Antes que a mãe reclamasse de alguma coisa ela foi e explicou a situação, Dona Hermínia, que veio às pressas falar com o rapaz e pedir-lhe desculpas. Desabafou que já não sabia o que fazer com a filha.
O nome do jovem era Vinicius, ele estava completamente constrangido com aquela situação toda, não queria estar ali ouvindo as lamentações daquela dona de casa por conta de uma garota claramente mimada e problemática. Evelange voltara do quarto do pai com uma toalha limpa e uma calça e camisa nem tão novas nem velhas, mas precisas o suficiente para o rapaz ir terminar sua entrega, se é que ainda iriam querer receber a encomenda depois daquele atraso todo. A jovem o direcionou até o banheiro e voltou pra sala, sua mãe lhe dera bons beliscões e sussurrava reclamações sobre o quanto ela era inconsequente.

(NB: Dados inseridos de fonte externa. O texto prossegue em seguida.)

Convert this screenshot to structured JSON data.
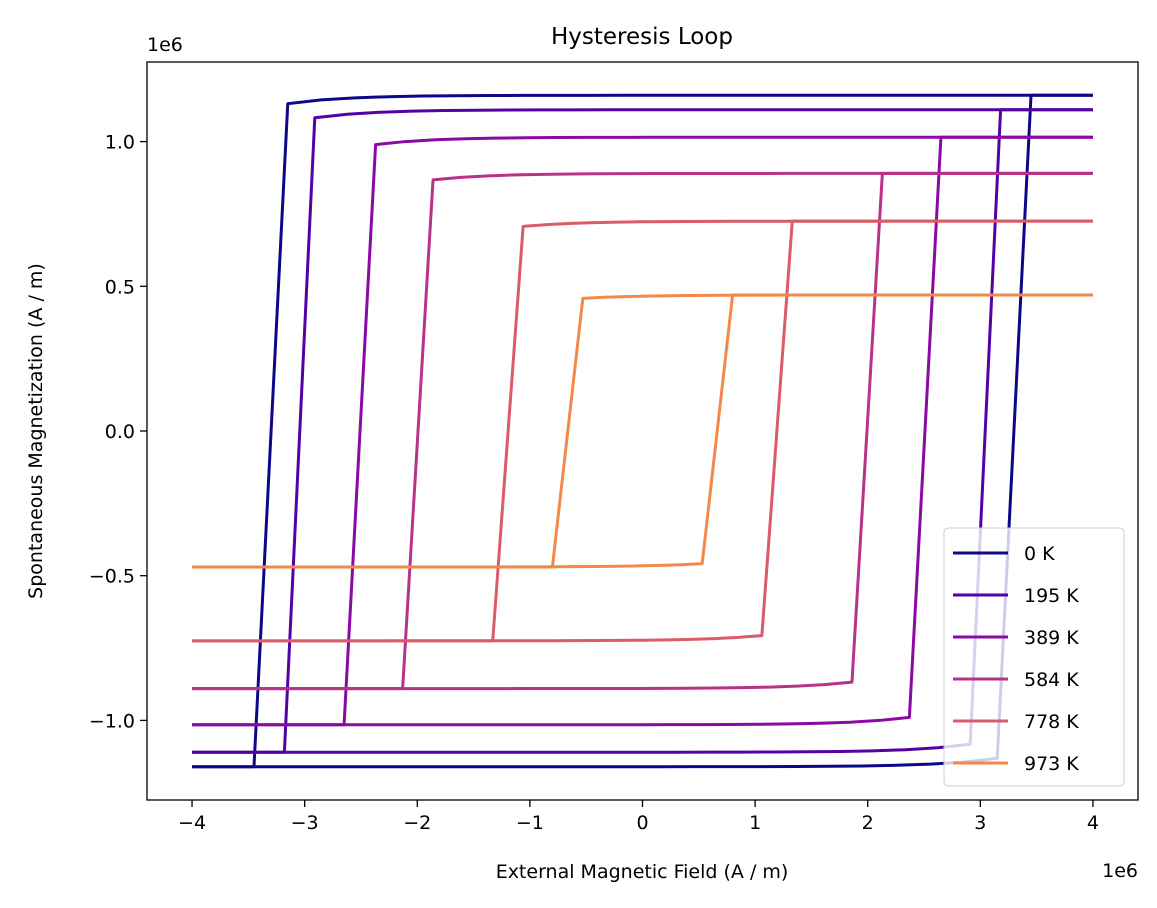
{
  "chart_data": {
    "type": "line",
    "title": "Hysteresis Loop",
    "xlabel": "External Magnetic Field (A / m)",
    "ylabel": "Spontaneous Magnetization (A / m)",
    "x_offset_text": "1e6",
    "y_offset_text": "1e6",
    "xlim": [
      -4.4,
      4.4
    ],
    "ylim": [
      -1.275,
      1.275
    ],
    "x_ticks": [
      -4,
      -3,
      -2,
      -1,
      0,
      1,
      2,
      3,
      4
    ],
    "x_tick_labels": [
      "−4",
      "−3",
      "−2",
      "−1",
      "0",
      "1",
      "2",
      "3",
      "4"
    ],
    "y_ticks": [
      -1.0,
      -0.5,
      0.0,
      0.5,
      1.0
    ],
    "y_tick_labels": [
      "−1.0",
      "−0.5",
      "0.0",
      "0.5",
      "1.0"
    ],
    "grid": false,
    "legend_position": "lower-right",
    "series": [
      {
        "name": "0 K",
        "color": "#0d0887",
        "ms": 1.16,
        "hc": 3.45,
        "drop": 0.3
      },
      {
        "name": "195 K",
        "color": "#5302a3",
        "ms": 1.11,
        "hc": 3.18,
        "drop": 0.27
      },
      {
        "name": "389 K",
        "color": "#8b0aa5",
        "ms": 1.015,
        "hc": 2.65,
        "drop": 0.28
      },
      {
        "name": "584 K",
        "color": "#b83289",
        "ms": 0.89,
        "hc": 2.13,
        "drop": 0.27
      },
      {
        "name": "778 K",
        "color": "#db5c68",
        "ms": 0.725,
        "hc": 1.33,
        "drop": 0.27
      },
      {
        "name": "973 K",
        "color": "#f48849",
        "ms": 0.47,
        "hc": 0.8,
        "drop": 0.27
      }
    ]
  }
}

Evelange subiu para pegar o seu celular, completamente descarregado e desligado, quando chegou ao pé da escada seus olhos pousaram gentilmente sobre a face de Vinicius, agora livre da máscara e os dele mergulharam nos poços negros e sem fim dos dela, no mesmo instante um sonoro e vibrante “clock” fora ouvido e sentido por todos ali presentes na casa, o rapaz pulou para trás em sobressalto. Tal evento foi tão intenso sobretudo para a própria moça, tal ruído viera das profundezas de seu seio esquerdo, ela sabia exatamente do que se tratava, Ângela e Letícia estavam libertas de seu cárcere e levavam consigo um corpo sem vida e repleto de cicatrizes. O cadáver tinha na face preservada uma expressão diferente das convencionais, estavam estampadas felicidade e alívio. Flávio finalmente escapou das câmaras de tortura do coração de Evelange deixando um vazio costumeiro, entretanto, por muito pouco tempo, pois dentro daquela casa de tons encarnados a sala de estar abriu-se tal como uma dionéia, exuberante, adocicada, suculenta e atrativa. Pronta para capturar mais uma vítima e Evelange apaixonada pronta para conquistar mais um amor.